I didn't think I'd be able to say that, but Matt has really stepped up and been amazing. He's not only taking care of household cleaning (he's hired someone to come in weekly, and I don't care as long it gets done and he's the one that made all the arrangements) but he's taking care of the details of getting our son to and from daycare, and finding someone to care for Little Guy if he has to work in the evenings or on weekends. He's been working from home as much as possible to be available to me to get food and things that I need and take me to the doctor, and he's been taking the time to care for me emotionally. I've been so worried about the baby and crying at least once a day (which is completely out of character for me) and he has been there to really help me instead of offering up the bland "everything will be fine" spiel.

I almost don't know what to think. I really didn't expect this. I thought he would disengage by now. I thought he'd make a good effort for a few days and that he'd get tired of taking care of everything, but here he is, three weeks into this mess and still going. It boosts the trust little by little, but I'm not ready to make the leap into believing that he'll support us the whole way. The big test will actually be once the baby comes. Then I might be able to say that I know for sure that he has changed. I'm just waiting. I can't afford to assume too much. I'm emotional enough now as it is-- I can't handle that kind of disappointment on top of this.

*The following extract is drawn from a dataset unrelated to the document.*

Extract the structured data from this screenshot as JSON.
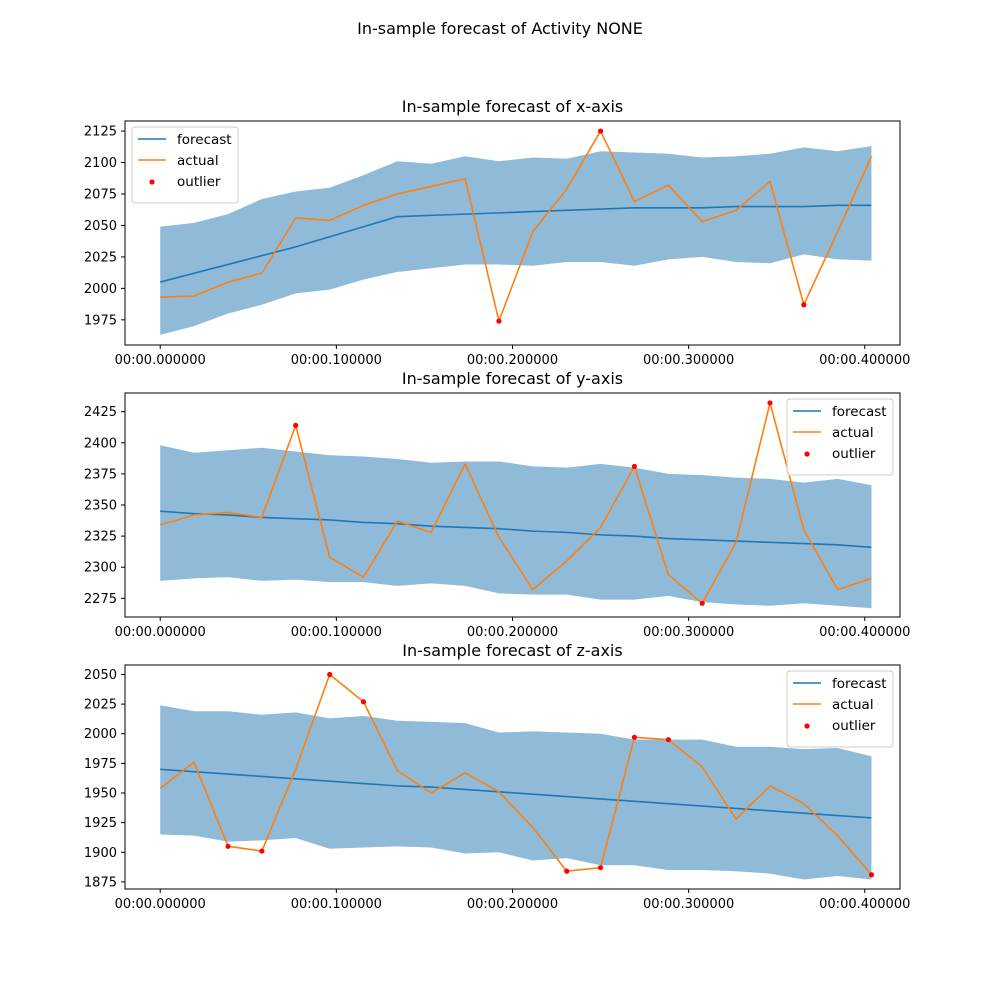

But at the same time, he is doing so well, and I want to give him credit for that. I guess I'm waiting to see if he's really in this for the long term. We've only really been doing well and making significant strides for 4 months, even though d-day was over a year ago.

So can I rely on him? I'm glad to say that so far it's been a big fat yes. But I'm still taking it day by day, and hoping for the best. I need to have hope right now.